Um
estudo publicado na revista The Holocene em 25/11/2020 traz descobertas
surpreendentes realizadas após o derretimento de 70% da geleira Langfonne nos
últimos 20 anos. O local, situado nas montanhas Jotunheimen, na Noruega, é um
reduto de dezenas de flechas milenares que até então estavam ocultas sob o
gelo.
Em
2006, no mesmo lugar, um sapato de 3.300 anos, do início da Idade do Bronze,
havia sido descoberto. A partir de então, deu-se início ao trabalho de campo
que originou programa Secrets of the Ice (Segredos do Gelo), dedicado a revelar
os tesouros perdidos sob a superfície congelada.
Langfonne
tem agora apenas 10% da extensão máxima do gelo durante a Pequena Idade do Gelo
(1450-1920 d.C). Seu derretimento faz parte de um padrão de recuo das geleiras
de montanhas a Noruega e no mundo todo devido ao aquecimento global.
Sapato de 3.300 anos descoberto na região.
Segundo os pesquisadores, Langfonne era um antigo local de caça de renas. Durante a última expedição, foram recuperadas 68 flechas que datam da Idade da Pedra até o Período Medieval. As mais antigas têm cerca de 6 mil anos.
Ponta de flecha de 4.000 anos.
Além disso, foram encontrados sapatos datados da Idade do Bronze e restos de animais, como chifres de renas e alguns ossos, que não tiveram interferência humana. "Registramos cuidadosamente a posição de cada descoberta no campo usando um GPS de alta precisão. Também temos 102 achados datados por radiocarbono, incluindo quase todas as flechas. Isso resultou em um registro arqueológico muito detalhado e revelou padrões misteriosos no local", disse o autor do estudo, Lars Pilø, em artigo no site da expedição.
Região de Langfonne e a mancha de gelo que ainda lhe resta.
Foram descobertos muitos artefatos em frente à borda inferior do gelo. A maioria está mal preservada, enquanto os achados nas laterais da geleira e acima da borda superior estão mais intactos.
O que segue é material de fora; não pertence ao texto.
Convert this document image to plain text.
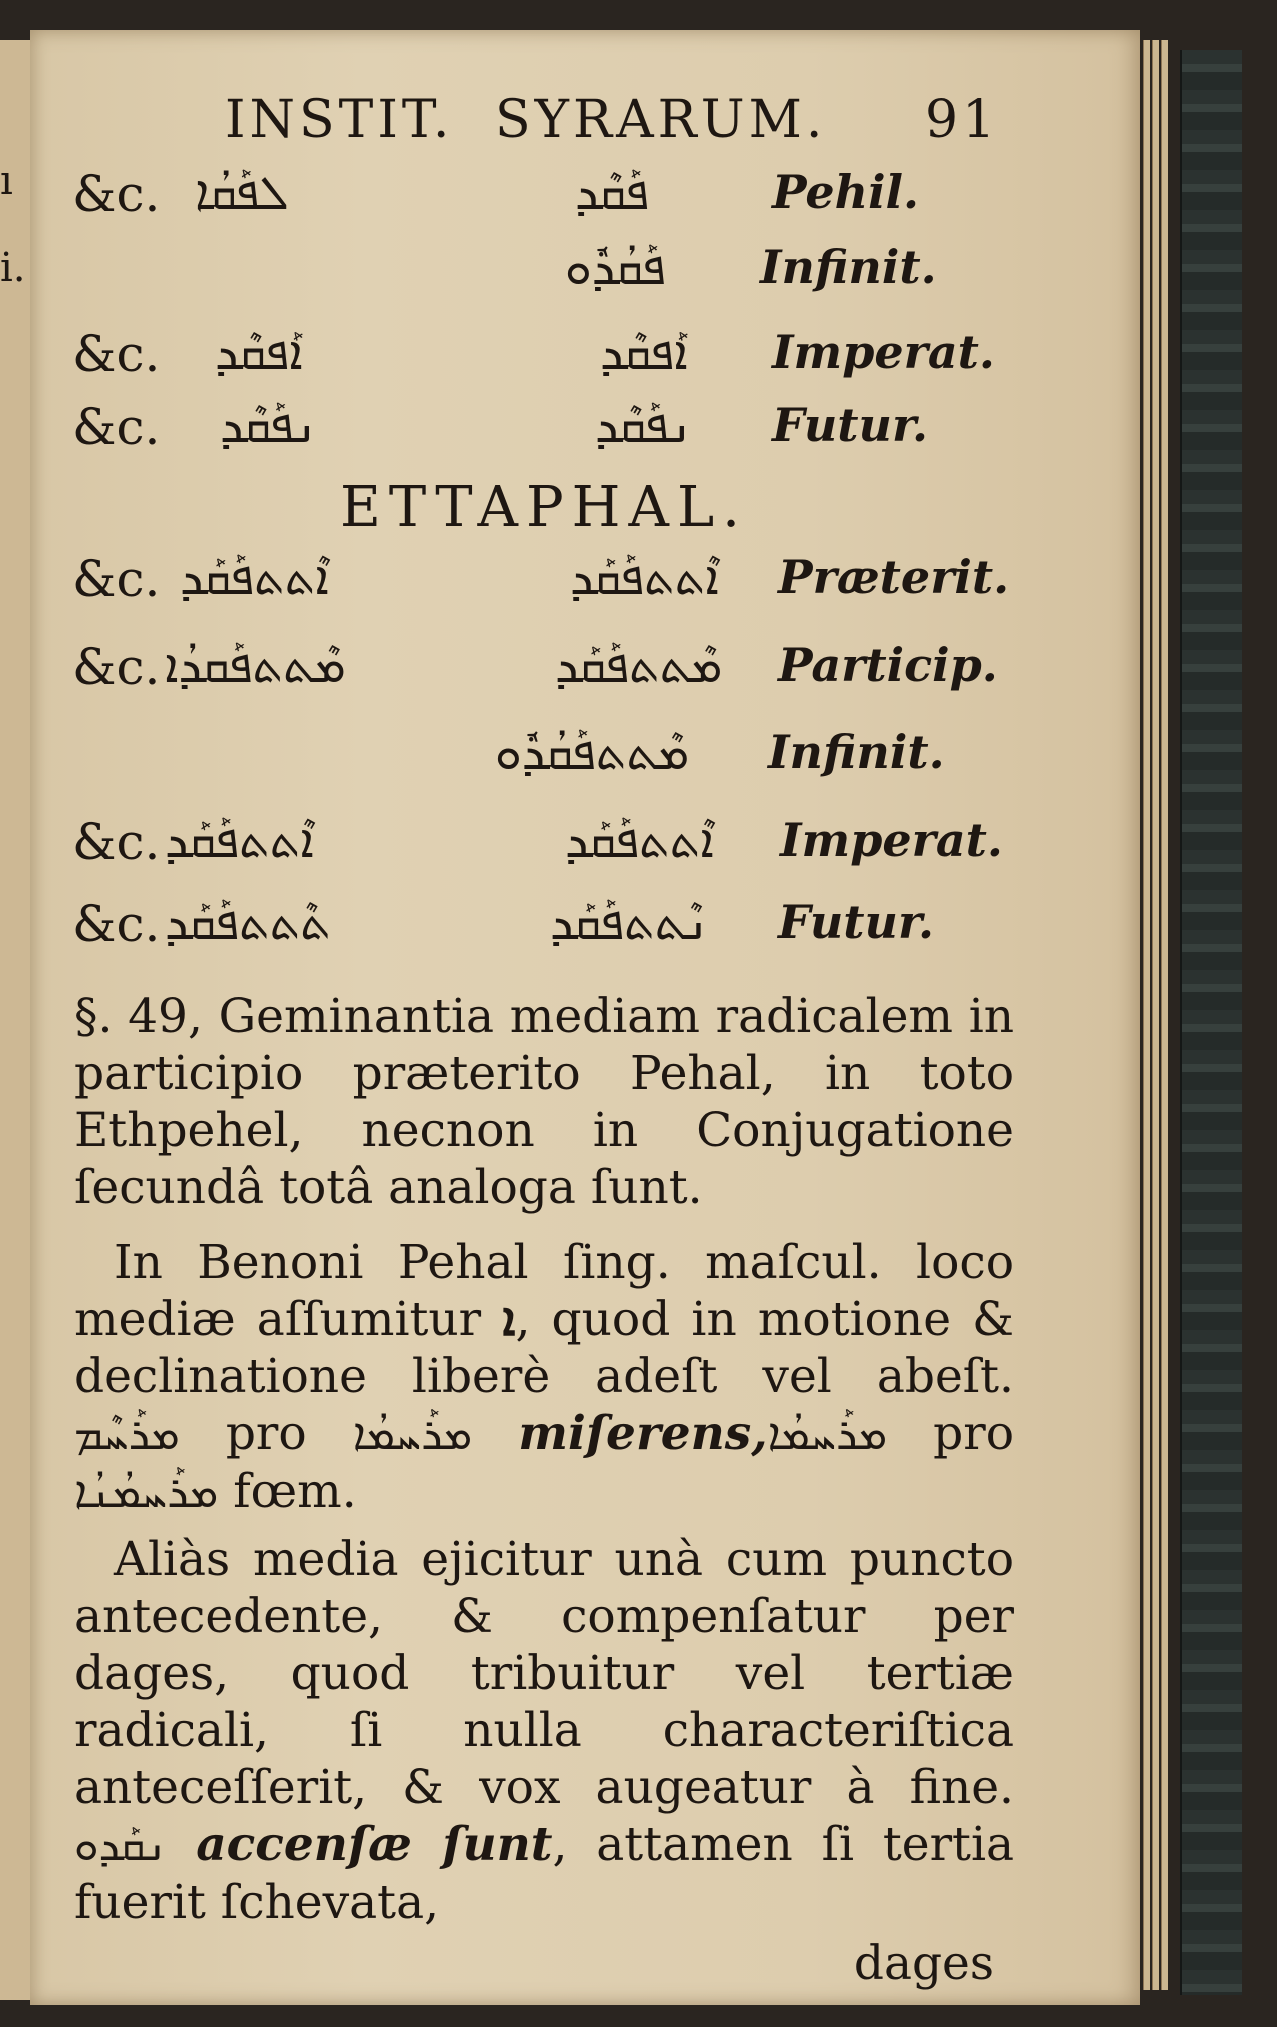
ı
i.
INSTIT. SYRARUM. 91
&c. ܠܦܰܩܳܐ	ܦܰܩܶܕ	Pehil.
ܦܰܩܳܕܽܘ Infinit.
&c. ܐܰܦܩܶܕ	ܐܰܦܩܶܕ Imperat.
&c. ܢܦܰܩܶܕ	ܢܦܰܩܶܕ Futur.
ETTAPHAL.
&c. ܐܶܬܬܦܰܩܰܕ	ܐܶܬܬܦܰܩܰܕ Præterit.
&c. ܡܶܬܬܦܰܩܕܳܐ	ܡܶܬܬܦܰܩܰܕ Particip.
ܡܶܬܬܦܰܩܳܕܽܘ Infinit.
&c. ܐܶܬܬܦܰܩܰܕ	ܐܶܬܬܦܰܩܰܕ Imperat.
&c. ܬܶܬܬܦܰܩܰܕ	ܢܶܬܬܦܰܩܰܕ Futur.

§. 49, Geminantia mediam radicalem in participio præterito Pehal, in toto Ethpehel, necnon in Conjugatione ſecundâ totâ analoga ſunt.

In Benoni Pehal ſing. maſcul. loco mediæ aſſumitur ܐ, quod in motione & declinatione liberè adeſt vel abeſt. ܡܪܰܚܶܡ pro ܡܪܰܚܡܳܐ miſerens,ܡܪܰܚܡܳܐ pro ܡܪܰܚܡܳܢܳܐ fœm.

Aliàs media ejicitur unà cum puncto antecedente, & compenſatur per dages, quod tribuitur vel tertiæ radicali, ſi nulla characteriſtica anteceſſerit, & vox augeatur à fine. ܢܩܰܕܘ accenſæ ſunt, attamen ſi tertia fuerit ſchevata,

dages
Os objetos datados da Idade da Pedra aparecem na superfície do gelo ou muito perto da borda.
Mapa relata as descobertas realizadas pelas equipes.
Os estudiosos também descobriram seis flechas datadas de 4.000 a.C que infelizmente estão muito mal preservadas. A razão não é apenas a idade, mas a forma como foram conservadas embaixo das geleiras. Eles acreditam que os materiais foram deformados pelo próprio peso do gelo, que os esmagou.
Flecha de 1.300 anos encontrada na região.
A
análise mostra também que o movimento e derretimento do gelo, a água do degelo
e o vento deslocaram a maioria dos objetos. Eles foram expostos na superfície
do gelo mais acima na encosta e danificaram durante o transporte o degelo para
baixo da encosta, até que acabaram no solo. Assim, as flechas na frente do gelo
não indicam onde a caça ocorreu.
Já
as setas encontradas acima da borda superior do gelo provavelmente mostram mais
diretamente o local onde os caçadores conduziram sua atividade. Elas estão mais
bem preservadas e metade ainda preserva sua ponta. "Há também uma linha de
gravetos a nordeste da mancha de gelo que parece estar no lugar. Isso mostraria
onde os caçadores da Idade do Ferro bloquearam a saída para as renas",
dizem os autores.
A equipe acredita que o derretimento do gelo nos próximos anos ainda revelará outros segredos da região. Por isso, o monitoramento seguirá sendo feito.